I was just in Africa less than 2 weeks ago, I saw how profoundly real and strong my Father in heaven is!  I walked right over this snake while visiting a local school.  I didn't know it, the person behind me said:  "Guys, did you not see that snake?  Two of you just stepped right over it."  I asked our interpreter Chrispoh if it was poisonous and his reply "Oh, yes, if that snake bite you, you die."

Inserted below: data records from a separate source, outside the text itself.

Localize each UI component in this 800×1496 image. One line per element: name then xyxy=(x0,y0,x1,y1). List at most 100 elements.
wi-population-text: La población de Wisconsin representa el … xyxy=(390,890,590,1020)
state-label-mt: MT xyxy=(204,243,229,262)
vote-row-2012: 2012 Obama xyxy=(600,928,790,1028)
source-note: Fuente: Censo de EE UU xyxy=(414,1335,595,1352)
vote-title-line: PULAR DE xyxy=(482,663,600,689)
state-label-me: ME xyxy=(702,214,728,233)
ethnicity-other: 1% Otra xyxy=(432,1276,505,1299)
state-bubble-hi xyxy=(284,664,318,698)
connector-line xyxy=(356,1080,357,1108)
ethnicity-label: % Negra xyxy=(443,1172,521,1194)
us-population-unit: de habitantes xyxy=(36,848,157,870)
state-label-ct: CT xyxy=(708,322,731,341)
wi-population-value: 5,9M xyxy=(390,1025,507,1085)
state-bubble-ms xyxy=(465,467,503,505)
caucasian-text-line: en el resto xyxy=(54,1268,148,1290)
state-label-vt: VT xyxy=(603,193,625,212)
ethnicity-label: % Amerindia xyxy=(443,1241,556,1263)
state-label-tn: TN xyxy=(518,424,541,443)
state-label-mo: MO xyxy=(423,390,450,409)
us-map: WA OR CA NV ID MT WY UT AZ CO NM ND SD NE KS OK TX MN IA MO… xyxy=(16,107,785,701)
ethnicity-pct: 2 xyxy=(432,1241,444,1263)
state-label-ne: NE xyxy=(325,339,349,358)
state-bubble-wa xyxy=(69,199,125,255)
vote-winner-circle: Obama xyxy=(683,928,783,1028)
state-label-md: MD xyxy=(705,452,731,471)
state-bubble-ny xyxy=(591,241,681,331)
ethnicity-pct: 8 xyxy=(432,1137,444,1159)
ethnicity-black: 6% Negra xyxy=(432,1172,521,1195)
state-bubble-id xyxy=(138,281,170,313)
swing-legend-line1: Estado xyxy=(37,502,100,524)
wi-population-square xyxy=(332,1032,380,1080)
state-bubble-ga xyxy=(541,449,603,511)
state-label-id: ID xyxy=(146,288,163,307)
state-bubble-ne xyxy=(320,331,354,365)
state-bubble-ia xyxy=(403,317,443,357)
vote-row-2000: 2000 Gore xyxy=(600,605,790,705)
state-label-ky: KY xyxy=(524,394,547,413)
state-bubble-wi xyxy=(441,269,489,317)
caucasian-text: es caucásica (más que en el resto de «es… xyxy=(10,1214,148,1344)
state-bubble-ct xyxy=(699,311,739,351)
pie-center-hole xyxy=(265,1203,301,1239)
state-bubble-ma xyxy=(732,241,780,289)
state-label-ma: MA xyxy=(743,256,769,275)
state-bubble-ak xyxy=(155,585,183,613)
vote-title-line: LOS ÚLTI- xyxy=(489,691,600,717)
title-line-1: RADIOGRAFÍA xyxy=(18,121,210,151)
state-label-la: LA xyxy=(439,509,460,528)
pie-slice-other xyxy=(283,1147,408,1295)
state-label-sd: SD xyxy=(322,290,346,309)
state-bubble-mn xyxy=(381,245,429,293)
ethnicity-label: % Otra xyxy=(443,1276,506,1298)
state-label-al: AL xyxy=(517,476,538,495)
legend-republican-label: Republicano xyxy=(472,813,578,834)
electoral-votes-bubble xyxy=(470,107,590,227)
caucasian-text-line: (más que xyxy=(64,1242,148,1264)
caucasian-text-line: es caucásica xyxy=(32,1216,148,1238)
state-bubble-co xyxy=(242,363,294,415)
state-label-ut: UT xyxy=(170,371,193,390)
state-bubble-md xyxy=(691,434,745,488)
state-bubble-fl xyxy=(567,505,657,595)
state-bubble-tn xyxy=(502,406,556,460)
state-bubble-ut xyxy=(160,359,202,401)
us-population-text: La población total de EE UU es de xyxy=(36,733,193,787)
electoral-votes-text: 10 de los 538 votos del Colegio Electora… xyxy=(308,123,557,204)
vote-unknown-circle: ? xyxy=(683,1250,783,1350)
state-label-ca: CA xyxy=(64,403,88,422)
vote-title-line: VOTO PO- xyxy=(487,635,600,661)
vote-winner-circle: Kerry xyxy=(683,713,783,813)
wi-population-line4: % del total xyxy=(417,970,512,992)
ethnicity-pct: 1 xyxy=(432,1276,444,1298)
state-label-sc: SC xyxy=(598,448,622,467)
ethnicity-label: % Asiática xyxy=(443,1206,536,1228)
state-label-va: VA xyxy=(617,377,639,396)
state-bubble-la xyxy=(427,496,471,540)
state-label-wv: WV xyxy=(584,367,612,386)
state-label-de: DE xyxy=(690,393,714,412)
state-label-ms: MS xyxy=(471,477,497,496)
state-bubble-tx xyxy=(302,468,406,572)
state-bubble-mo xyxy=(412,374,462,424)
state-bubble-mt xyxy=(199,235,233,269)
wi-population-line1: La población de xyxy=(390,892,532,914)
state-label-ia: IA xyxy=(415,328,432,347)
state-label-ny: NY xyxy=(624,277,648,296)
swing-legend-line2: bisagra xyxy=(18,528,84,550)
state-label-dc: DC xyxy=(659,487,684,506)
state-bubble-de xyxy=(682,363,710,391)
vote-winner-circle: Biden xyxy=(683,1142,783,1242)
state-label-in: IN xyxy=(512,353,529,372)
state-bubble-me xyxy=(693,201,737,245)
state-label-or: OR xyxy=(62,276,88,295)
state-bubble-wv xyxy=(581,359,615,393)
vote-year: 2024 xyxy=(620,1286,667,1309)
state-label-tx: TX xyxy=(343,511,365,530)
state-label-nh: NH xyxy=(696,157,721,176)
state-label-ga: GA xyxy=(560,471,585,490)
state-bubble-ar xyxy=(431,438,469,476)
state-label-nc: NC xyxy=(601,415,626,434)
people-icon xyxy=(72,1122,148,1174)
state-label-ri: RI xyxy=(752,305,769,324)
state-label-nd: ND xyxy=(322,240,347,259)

I proceeded to take a rock the size of a football and kill it, because I didn't want to hear of one of the students at the school getting bitten.  There is no medical care in site, it takes over an hour in a car, and everyone that lives there walks (they don't have cars).  In Luke chapter 10, Jesus sent out 72 disciples to spread the good news and he gave them authority to be able to do all that he had done!  He even said (Luke10:19-20) "I have given you authority to trample on snakes and scorpions and to overcome all the power of the enemy; nothing will harm you. However, do not rejoice that the spirits submit to you, but rejoice that your names are written in heaven."  I didn't go looking or pray for a snake or scorpion, I was just willing to share the gospel and stumbled upon a snake.  Sometimes we are just doing what God told us to and step over trouble.  And then sometimes we forget to even give God our issues- like when I went to bed and woke up with a bad attitude.  Yet, how we deal with it is the matter of the heart.  I knew I had authority in Kenya, and so I protected those kids and killed that snake.  Yesterday morning God reminded me HOW to remain in Him and remember how He has given me authority, Joshua 1:8-9.  I must stick by him, allowing him to feed me EVERY morning and EVERY night with his word......the BIBLE!  Today, I woke up to my best friend and I LOVE how he loves me!